GDPR responsibilities

Radboudumc is the coordinator of the ERN eUROGEN registry. It has contracted with Castor EDC, a tradename of company Ciwit B.V. to allow the centralized storage of the Study Data. Given the fact that the Provider (the hospital participating in the ERN eUROGEN registry) and Radboudumc jointly developed and determined the purposes and means of the ERN eUROGEN registry, Parties shall be joint Controllers. However, Radboudumc, as the central Party that coordinates the ERN eUROGEN registry, shall be responsible for the storage and the use of the transferred data. Radboudumc shall ensure that appropriate technical and operational measures are in place to safeguard against any unauthorized or unlawful processing of the Study Data and against accidental loss or destruction. Radboudumc shall promptly, and in any event within 48 hours, notify the Provider about any actual or suspected breach of the Data Protection Legislation in relation to any Study Data.

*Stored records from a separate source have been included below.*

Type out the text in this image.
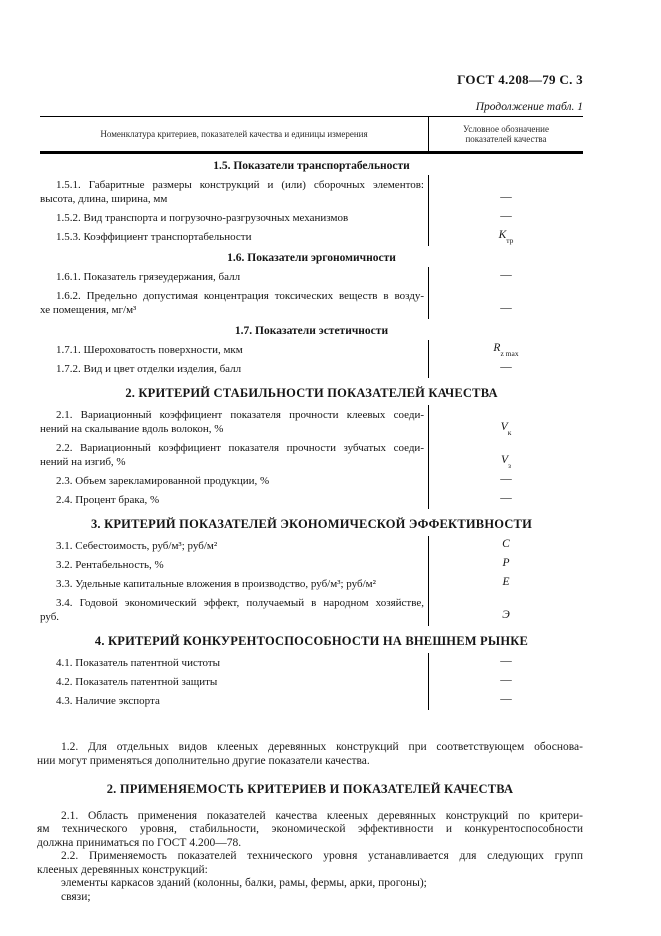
ГОСТ 4.208—79 С. 3
Продолжение табл. 1
Номенклатура критериев, показателей качества и единицы измерения	Условное обозначение показателей качества
1.5. Показатели транспортабельности
1.5.1. Габаритные размеры конструкций и (или) сборочных элементов:
высота, длина, ширина, мм	—
1.5.2. Вид транспорта и погрузочно-разгрузочных механизмов	—
1.5.3. Коэффициент транспортабельности	K тр
1.6. Показатели эргономичности
1.6.1. Показатель грязеудержания, балл	—
1.6.2. Предельно допустимая концентрация токсических веществ в возду-
хе помещения, мг/м³	—
1.7. Показатели эстетичности
1.7.1. Шероховатость поверхности, мкм	R z max
1.7.2. Вид и цвет отделки изделия, балл	—
2. КРИТЕРИЙ СТАБИЛЬНОСТИ ПОКАЗАТЕЛЕЙ КАЧЕСТВА
2.1. Вариационный коэффициент показателя прочности клеевых соеди-
нений на скалывание вдоль волокон, %	V к
2.2. Вариационный коэффициент показателя прочности зубчатых соеди-
нений на изгиб, %	V з
2.3. Объем зарекламированной продукции, %	—
2.4. Процент брака, %	—
3. КРИТЕРИЙ ПОКАЗАТЕЛЕЙ ЭКОНОМИЧЕСКОЙ ЭФФЕКТИВНОСТИ
3.1. Себестоимость, руб/м³; руб/м²	С
3.2. Рентабельность, %	Р
3.3. Удельные капитальные вложения в производство, руб/м³; руб/м²	Е
3.4. Годовой экономический эффект, получаемый в народном хозяйстве,
руб.	Э
4. КРИТЕРИЙ КОНКУРЕНТОСПОСОБНОСТИ НА ВНЕШНЕМ РЫНКЕ
4.1. Показатель патентной чистоты	—
4.2. Показатель патентной защиты	—
4.3. Наличие экспорта	—
1.2. Для отдельных видов клееных деревянных конструкций при соответствующем обоснова-
нии могут применяться дополнительно другие показатели качества.
2. ПРИМЕНЯЕМОСТЬ КРИТЕРИЕВ И ПОКАЗАТЕЛЕЙ КАЧЕСТВА
2.1. Область применения показателей качества клееных деревянных конструкций по критери-
ям технического уровня, стабильности, экономической эффективности и конкурентоспособности
должна приниматься по ГОСТ 4.200—78.
2.2. Применяемость показателей технического уровня устанавливается для следующих групп
клееных деревянных конструкций:
элементы каркасов зданий (колонны, балки, рамы, фермы, арки, прогоны);
связи;
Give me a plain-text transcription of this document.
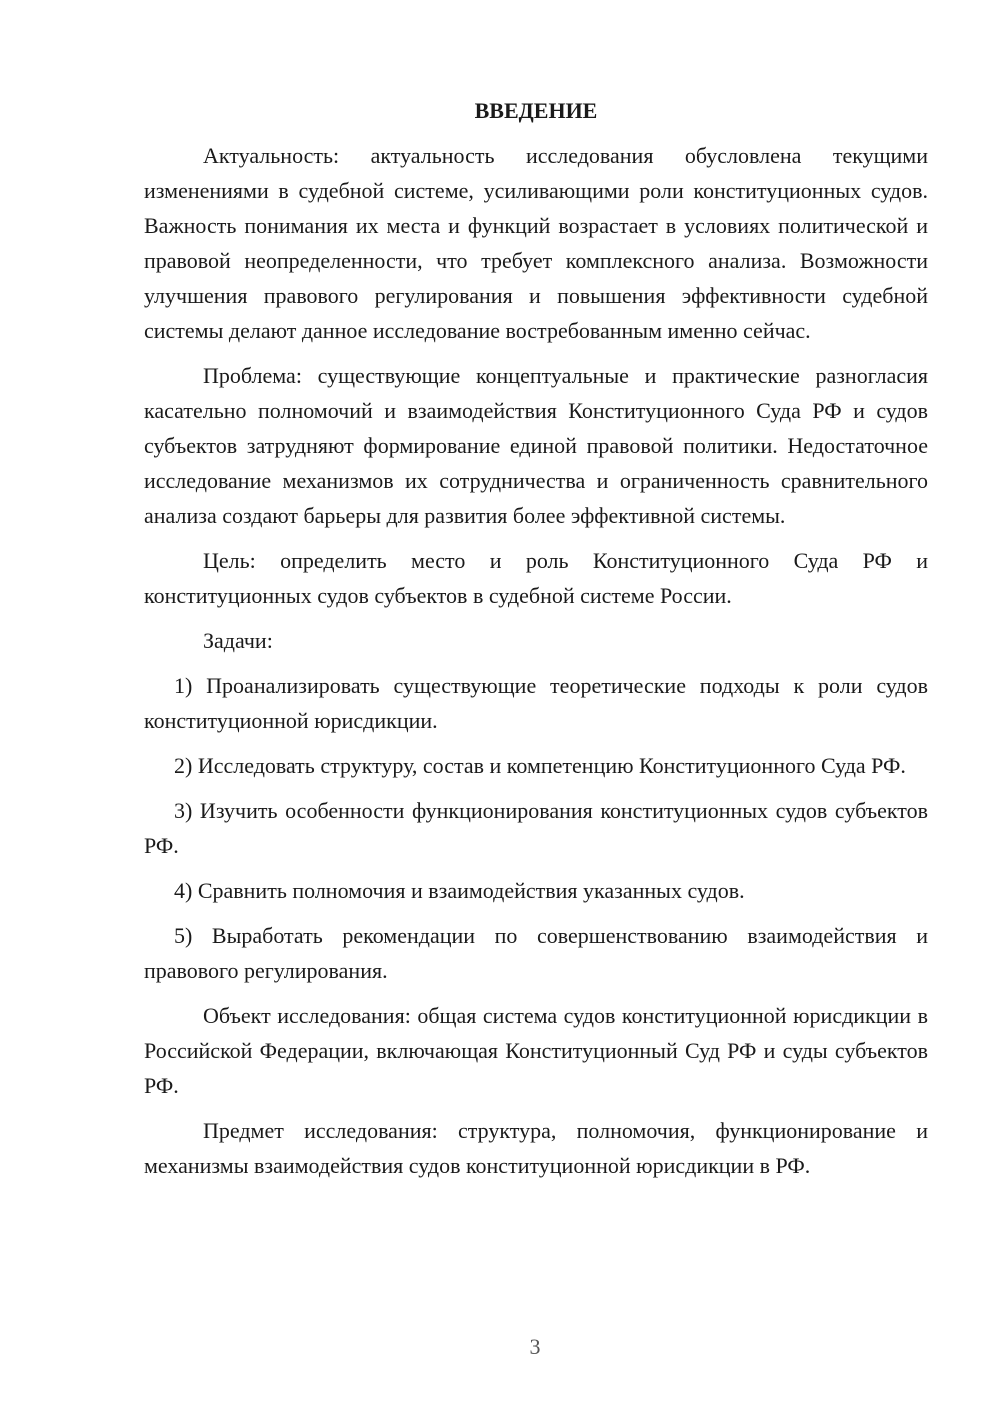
ВВЕДЕНИЕ

Актуальность: актуальность исследования обусловлена текущими изменениями в судебной системе, усиливающими роли конституционных судов. Важность понимания их места и функций возрастает в условиях политической и правовой неопределенности, что требует комплексного анализа. Возможности улучшения правового регулирования и повышения эффективности судебной системы делают данное исследование востребованным именно сейчас.

Проблема: существующие концептуальные и практические разногласия касательно полномочий и взаимодействия Конституционного Суда РФ и судов субъектов затрудняют формирование единой правовой политики. Недостаточное исследование механизмов их сотрудничества и ограниченность сравнительного анализа создают барьеры для развития более эффективной системы.

Цель: определить место и роль Конституционного Суда РФ и конституционных судов субъектов в судебной системе России.

Задачи:

1) Проанализировать существующие теоретические подходы к роли судов конституционной юрисдикции.

2) Исследовать структуру, состав и компетенцию Конституционного Суда РФ.

3) Изучить особенности функционирования конституционных судов субъектов РФ.

4) Сравнить полномочия и взаимодействия указанных судов.

5) Выработать рекомендации по совершенствованию взаимодействия и правового регулирования.

Объект исследования: общая система судов конституционной юрисдикции в Российской Федерации, включающая Конституционный Суд РФ и суды субъектов РФ.

Предмет исследования: структура, полномочия, функционирование и механизмы взаимодействия судов конституционной юрисдикции в РФ.

3
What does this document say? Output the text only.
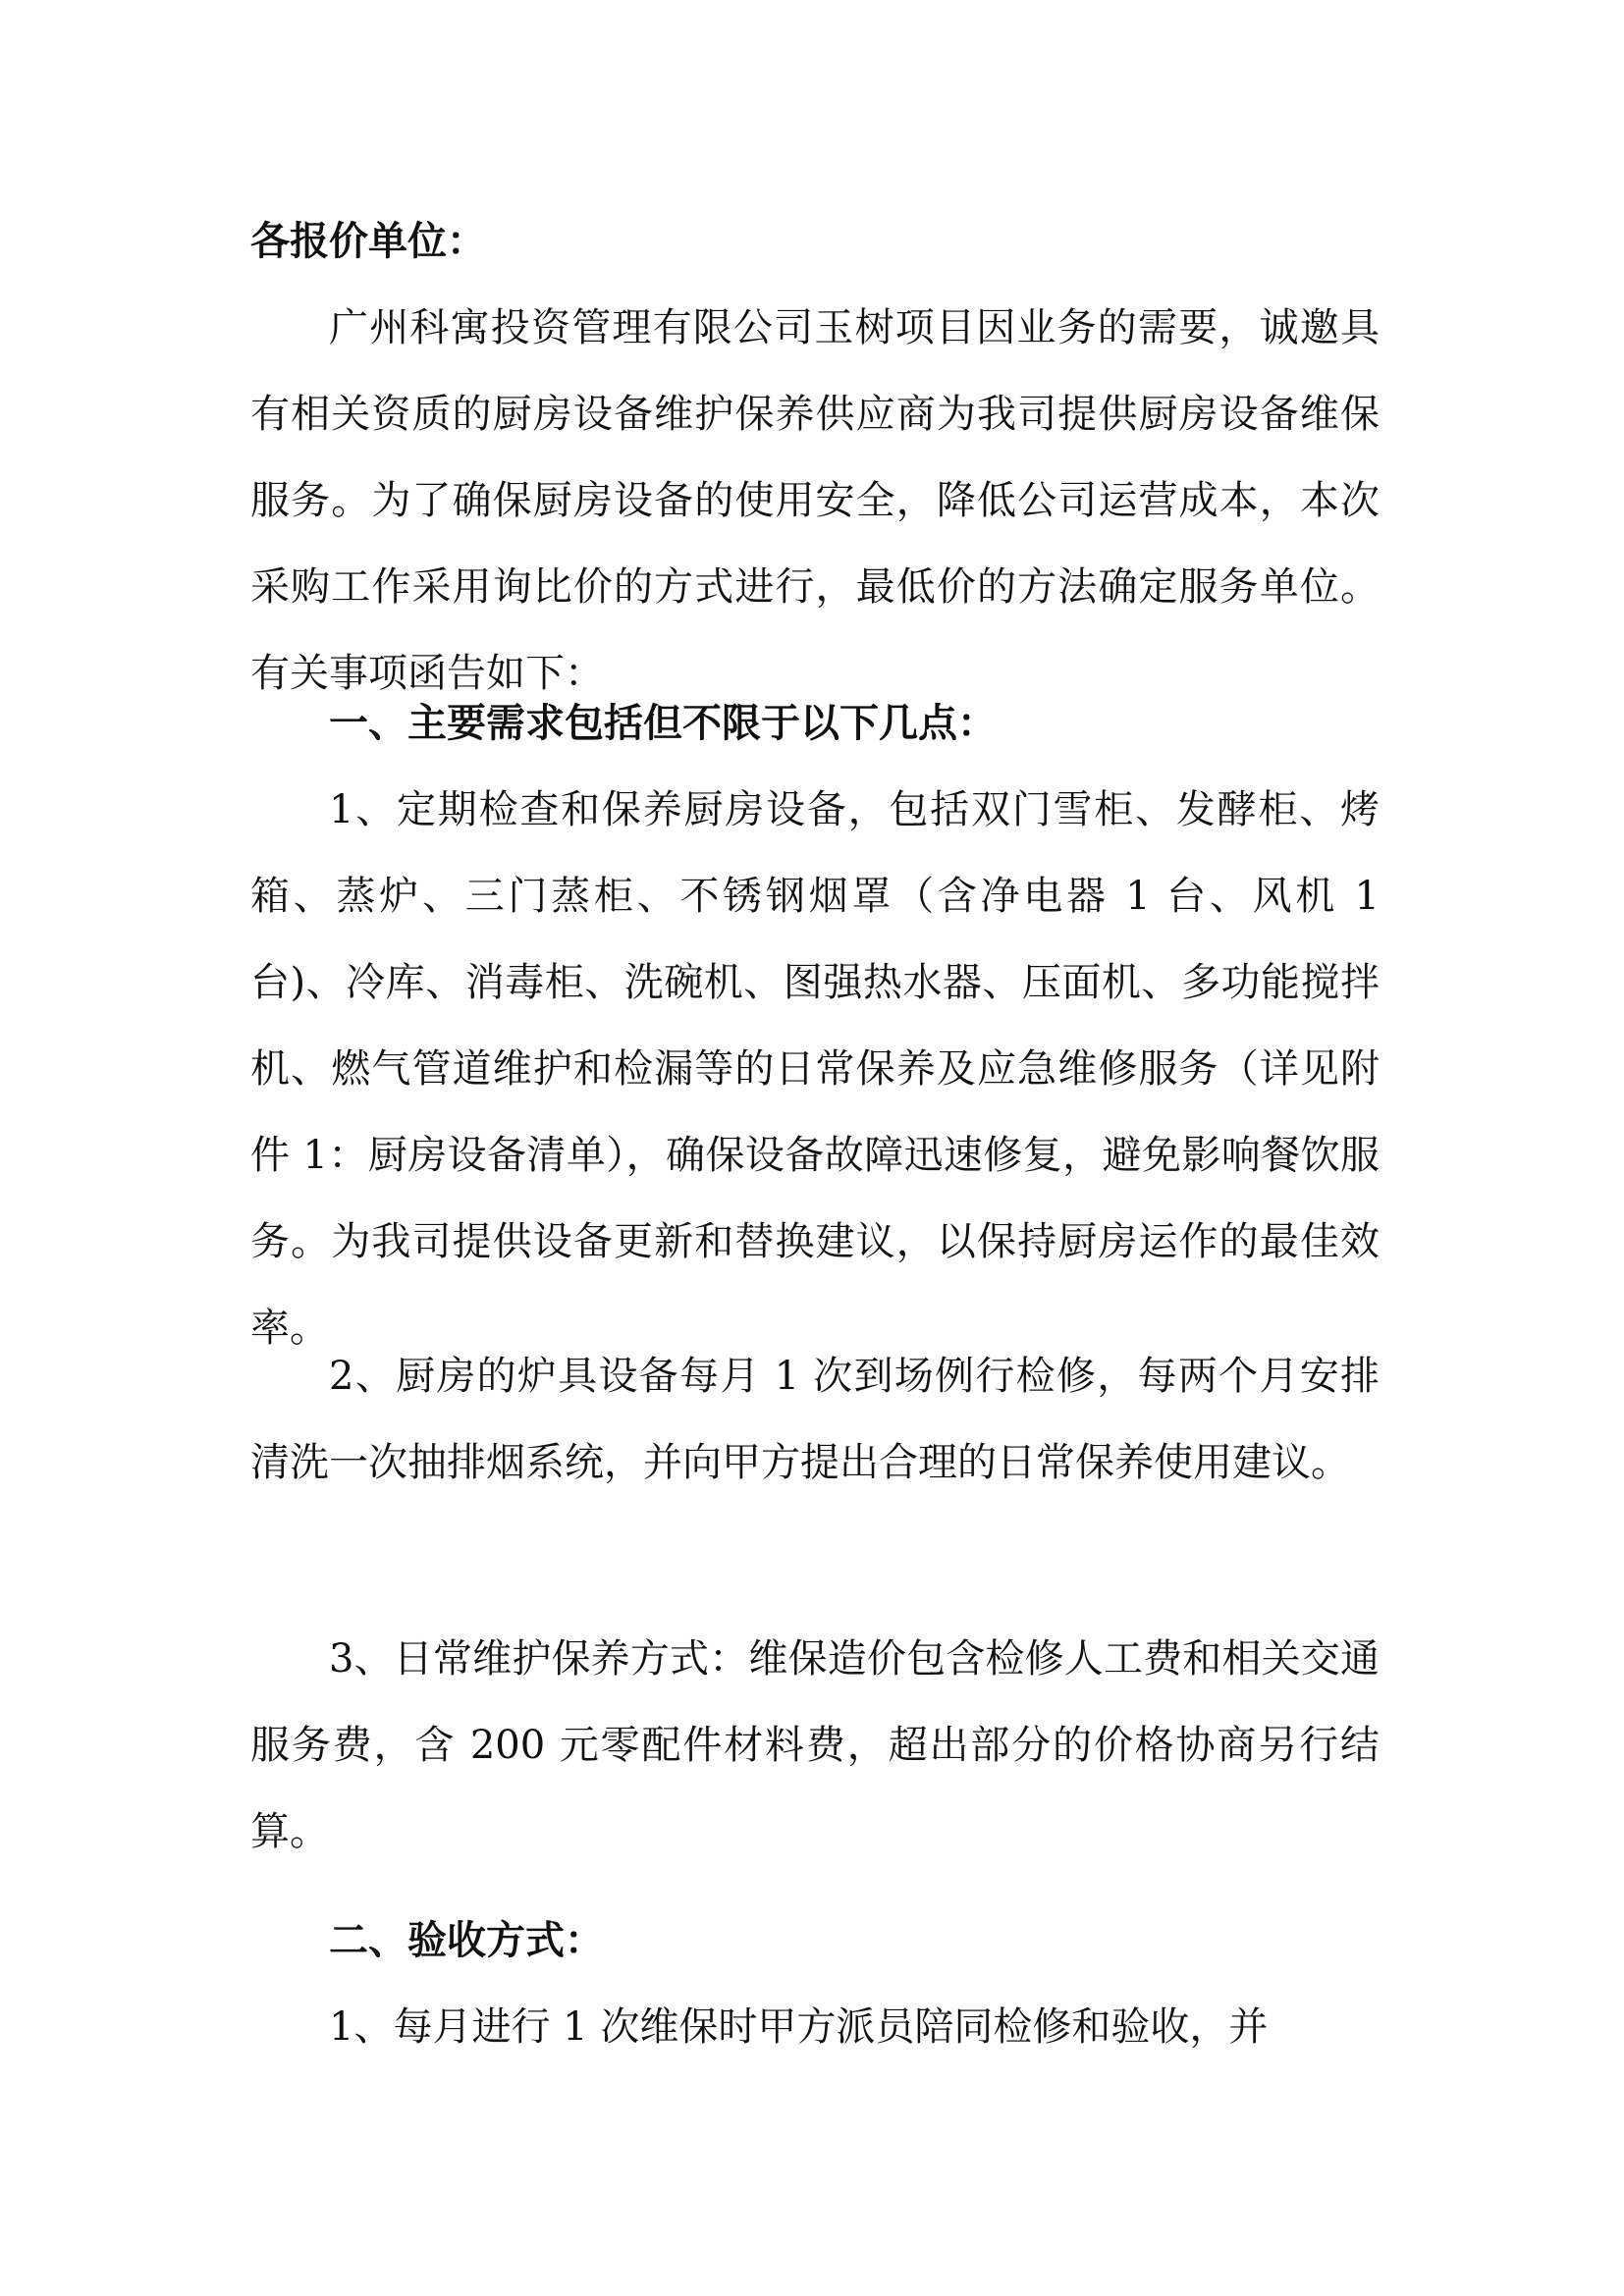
各报价单位：

广州科寓投资管理有限公司玉树项目因业务的需要，诚邀具有相关资质的厨房设备维护保养供应商为我司提供厨房设备维保服务。为了确保厨房设备的使用安全，降低公司运营成本，本次采购工作采用询比价的方式进行，最低价的方法确定服务单位。有关事项函告如下：

一、主要需求包括但不限于以下几点：

1、定期检查和保养厨房设备，包括双门雪柜、发酵柜、烤箱、蒸炉、三门蒸柜、不锈钢烟罩（含净电器 1 台、风机 1 台)、冷库、消毒柜、洗碗机、图强热水器、压面机、多功能搅拌机、燃气管道维护和检漏等的日常保养及应急维修服务（详见附件 1：厨房设备清单），确保设备故障迅速修复，避免影响餐饮服务。为我司提供设备更新和替换建议，以保持厨房运作的最佳效率。

2、厨房的炉具设备每月 1 次到场例行检修，每两个月安排清洗一次抽排烟系统，并向甲方提出合理的日常保养使用建议。

3、日常维护保养方式：维保造价包含检修人工费和相关交通服务费，含 200 元零配件材料费，超出部分的价格协商另行结算。

二、验收方式：

1、每月进行 1 次维保时甲方派员陪同检修和验收，并
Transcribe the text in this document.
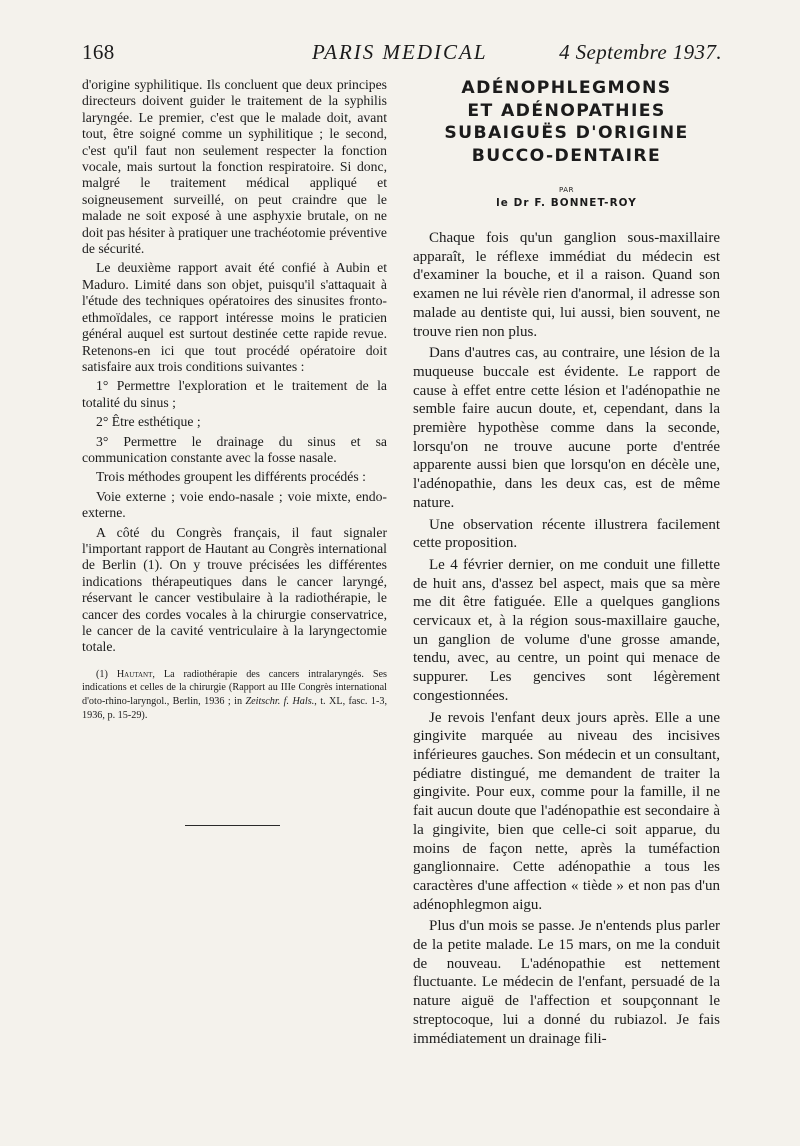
168	PARIS MEDICAL	4 Septembre 1937.

d'origine syphilitique. Ils concluent que deux principes directeurs doivent guider le traitement de la syphilis laryngée. Le premier, c'est que le malade doit, avant tout, être soigné comme un syphilitique ; le second, c'est qu'il faut non seulement respecter la fonction vocale, mais surtout la fonction respiratoire. Si donc, malgré le traitement médical appliqué et soigneusement surveillé, on peut craindre que le malade ne soit exposé à une asphyxie brutale, on ne doit pas hésiter à pratiquer une trachéotomie préventive de sécurité.

Le deuxième rapport avait été confié à Aubin et Maduro. Limité dans son objet, puisqu'il s'attaquait à l'étude des techniques opératoires des sinusites fronto-ethmoïdales, ce rapport intéresse moins le praticien général auquel est surtout destinée cette rapide revue. Retenons-en ici que tout procédé opératoire doit satisfaire aux trois conditions suivantes :

1° Permettre l'exploration et le traitement de la totalité du sinus ;

2° Être esthétique ;

3° Permettre le drainage du sinus et sa communication constante avec la fosse nasale.

Trois méthodes groupent les différents procédés :

Voie externe ; voie endo-nasale ; voie mixte, endo-externe.

A côté du Congrès français, il faut signaler l'important rapport de Hautant au Congrès international de Berlin (1). On y trouve précisées les différentes indications thérapeutiques dans le cancer laryngé, réservant le cancer vestibulaire à la radiothérapie, le cancer des cordes vocales à la chirurgie conservatrice, le cancer de la cavité ventriculaire à la laryngectomie totale.

(1) Hautant, La radiothérapie des cancers intralaryngés. Ses indications et celles de la chirurgie (Rapport au IIIe Congrès international d'oto-rhino-laryngol., Berlin, 1936 ; in Zeitschr. f. Hals., t. XL, fasc. 1-3, 1936, p. 15-29).
ADÉNOPHLEGMONS
ET ADÉNOPATHIES
SUBAIGUËS D'ORIGINE
BUCCO-DENTAIRE
PAR
le Dr F. BONNET-ROY

Chaque fois qu'un ganglion sous-maxillaire apparaît, le réflexe immédiat du médecin est d'examiner la bouche, et il a raison. Quand son examen ne lui révèle rien d'anormal, il adresse son malade au dentiste qui, lui aussi, bien souvent, ne trouve rien non plus.

Dans d'autres cas, au contraire, une lésion de la muqueuse buccale est évidente. Le rapport de cause à effet entre cette lésion et l'adénopathie ne semble faire aucun doute, et, cependant, dans la première hypothèse comme dans la seconde, lorsqu'on ne trouve aucune porte d'entrée apparente aussi bien que lorsqu'on en décèle une, l'adénopathie, dans les deux cas, est de même nature.

Une observation récente illustrera facilement cette proposition.

Le 4 février dernier, on me conduit une fillette de huit ans, d'assez bel aspect, mais que sa mère me dit être fatiguée. Elle a quelques ganglions cervicaux et, à la région sous-maxillaire gauche, un ganglion de volume d'une grosse amande, tendu, avec, au centre, un point qui menace de suppurer. Les gencives sont légèrement congestionnées.

Je revois l'enfant deux jours après. Elle a une gingivite marquée au niveau des incisives inférieures gauches. Son médecin et un consultant, pédiatre distingué, me demandent de traiter la gingivite. Pour eux, comme pour la famille, il ne fait aucun doute que l'adénopathie est secondaire à la gingivite, bien que celle-ci soit apparue, du moins de façon nette, après la tuméfaction ganglionnaire. Cette adénopathie a tous les caractères d'une affection « tiède » et non pas d'un adénophlegmon aigu.

Plus d'un mois se passe. Je n'entends plus parler de la petite malade. Le 15 mars, on me la conduit de nouveau. L'adénopathie est nettement fluctuante. Le médecin de l'enfant, persuadé de la nature aiguë de l'affection et soupçonnant le streptocoque, lui a donné du rubiazol. Je fais immédiatement un drainage fili-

The Provider is responsible to obtain and maintain any required ethical approval or similar necessary for the provision of Study Data to the ERN eUROGEN registry. In addition, the Provider is responsible for obtaining any required informed consent from each Data Subject before enrolling the respective Data Subject into the ERN eUROGEN registry and before transferring any data from that Data Subject. To that regard the Provider shall use the patient information and consent form as approved by its competent ethics committee. The consent shall cover inter alia the transfer of pseudonymized data (i.e. removing all sensitive personal data, including but not limited to patient names, initials, and other personally-identifiable information, and leaving only a coded Data Subject number) to Radboudumc and for use within the ERN eUROGEN registry and in scientific research projects approved in accordance with the Data Access and Sharing Policy;

Notwithstanding the division of responsibilities set out above, the Parties shall be jointly responsible for the compliance to obligations imposed by the Data Protection Legislation (Article 26 of the GDPR), and the Parties shall cooperate to do all necessary things to enable performance of such compliance obligations. Given the fact that Radboudumc will not have the key to the coded Study Data provided by Provider, The Parties agree that the Provider is primarily responsible for managing Data Subject requests exercising their rights under the GDPR and will comply with article 12 of the GDPR in order to respond to such a request. However, the Parties acknowledge that Data Subjects are allowed to exercise their rights under the GDPR against both Parties. If a Data Subject makes a request to Radboudumc, Radboudumc will notify the Provider about the request without undue delay. Radboudumc will assist Provider in complying with its obligation to provide an answer to Data Subject requests.